Lizzie saw them both in the unshaded light, as separate as if they were political prisoners in the same cell. She saw the birthmark flaring on Harriet’s white face, saw the tremor that agitated Freddie’s hands. Of the two of them he seemed more anxious for her company. Harriet, she thought, had almost entirely removed herself, although she sat there, apparently attentive, but as if she had some trouble hearing what was
being said. Imogen’s death was shocking to Lizzie, but not particularly moving. She needed to think about it. This visit was premature; she was not ready for it. There was little she could say, much that she could not.
Harriet kissed her when she stood up to leave. That much she was able to manage. She let Freddie see her out.
‘Good of her to come,’ he said, as they prepared for bed. He sighed. ‘I shan’t be sorry to leave.’
‘No,’ she agreed. ‘It hardly matters where we are now.’ She knew, as she suspected he did, that they would not come back.
‘You’ll leave Miss Wetherby here?’ he asked her.
‘Of course. I must go down to Brighton tomorrow, to say goodbye to my parents.’

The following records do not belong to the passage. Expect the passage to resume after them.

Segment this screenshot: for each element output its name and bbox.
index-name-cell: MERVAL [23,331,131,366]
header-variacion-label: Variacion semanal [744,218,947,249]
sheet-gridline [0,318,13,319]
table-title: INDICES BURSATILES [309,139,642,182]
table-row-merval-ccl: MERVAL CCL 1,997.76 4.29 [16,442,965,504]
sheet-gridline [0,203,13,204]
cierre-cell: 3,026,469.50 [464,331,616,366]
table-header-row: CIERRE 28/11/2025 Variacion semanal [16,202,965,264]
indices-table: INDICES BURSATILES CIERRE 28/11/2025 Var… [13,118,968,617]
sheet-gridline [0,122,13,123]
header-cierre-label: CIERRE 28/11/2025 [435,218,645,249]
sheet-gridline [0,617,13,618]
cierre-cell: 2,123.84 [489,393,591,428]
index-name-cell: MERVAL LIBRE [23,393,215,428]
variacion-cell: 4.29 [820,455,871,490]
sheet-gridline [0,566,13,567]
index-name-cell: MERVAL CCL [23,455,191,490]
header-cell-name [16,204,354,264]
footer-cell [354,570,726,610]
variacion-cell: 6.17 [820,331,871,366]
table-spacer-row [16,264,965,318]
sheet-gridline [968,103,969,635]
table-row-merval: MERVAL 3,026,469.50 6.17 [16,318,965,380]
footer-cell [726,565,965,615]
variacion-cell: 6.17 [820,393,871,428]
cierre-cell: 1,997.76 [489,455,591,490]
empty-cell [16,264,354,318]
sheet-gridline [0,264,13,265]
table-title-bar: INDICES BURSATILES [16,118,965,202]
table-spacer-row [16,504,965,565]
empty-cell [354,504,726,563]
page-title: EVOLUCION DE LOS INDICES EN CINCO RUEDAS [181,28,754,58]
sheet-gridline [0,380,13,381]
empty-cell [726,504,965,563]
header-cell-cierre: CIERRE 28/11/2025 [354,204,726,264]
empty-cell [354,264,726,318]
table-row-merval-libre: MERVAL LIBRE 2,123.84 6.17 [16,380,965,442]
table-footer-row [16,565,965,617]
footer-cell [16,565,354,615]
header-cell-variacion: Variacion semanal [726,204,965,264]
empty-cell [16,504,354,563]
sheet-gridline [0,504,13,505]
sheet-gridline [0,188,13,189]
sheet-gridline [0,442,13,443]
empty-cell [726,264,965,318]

It was the last time, she thought, that she would make such a journey. She sat in the tightly shut room with her mother, who was unusually silent. ‘I sent Hughie out,’ she said. ‘This has all been too much for him.’
Harriet realized that her visit was not entirely welcome. I must look a sight, she thought vaguely, aware of the looseness of her dress. ‘Don’t worry,’ she said.
They sat in silence until it was time for her to go. ‘Go before he gets back,’ said her mother.
They stood up, embraced. Merle was shockingly aware of her daughter’s changed appearance.
‘Poor child, poor child,’ she said.
‘But she was a young woman,’ protested Harriet. ‘A beautiful young woman.’
‘No, dear,’ said her mother sadly. ‘I meant you.’
T
HE WEATHER
that year was magnificent. Each morning the scarlet globe of the sun rose calmly above the grey waters of the lake: each evening Harriet strolled down the rue du Château to watch the light fade and the sun finally disappear. Walking back to the Résidence Cécil she wrapped her arms round herself; she now felt permanently cold. Her state of mind reflected a perpetual absence, as if all her emotions had been laid aside, deferred, until she should have the time and the courage to consult and examine them. She dreaded the chill of the evening, dreaded going back to the flat where Freddie awaited her care. She felt pity for him, but knew that the distance between them was now so wide that it could never be bridged. By maintaining a rigid politeness she dealt with his needs. He on the other hand was given to fits of temper, bursts of weeping, as if some essential control were gone. She wondered whether there had been additional damage to his brain, or whether he were merely allowing his growing resentment of her a free rein. He accused her of heartlessness and it was true that she had never shed a tear; rather she had retreated into herself, as if she had become deaf. She prepared their evening meal while Freddie watched television. When the melodramatic tones of the French weather forecaster had subsided she went in to him, helped him up
from his chair, then led the way back to the kitchen. They ate in silence. Then he watched more television until he fell asleep, when she would wake him and put him to bed.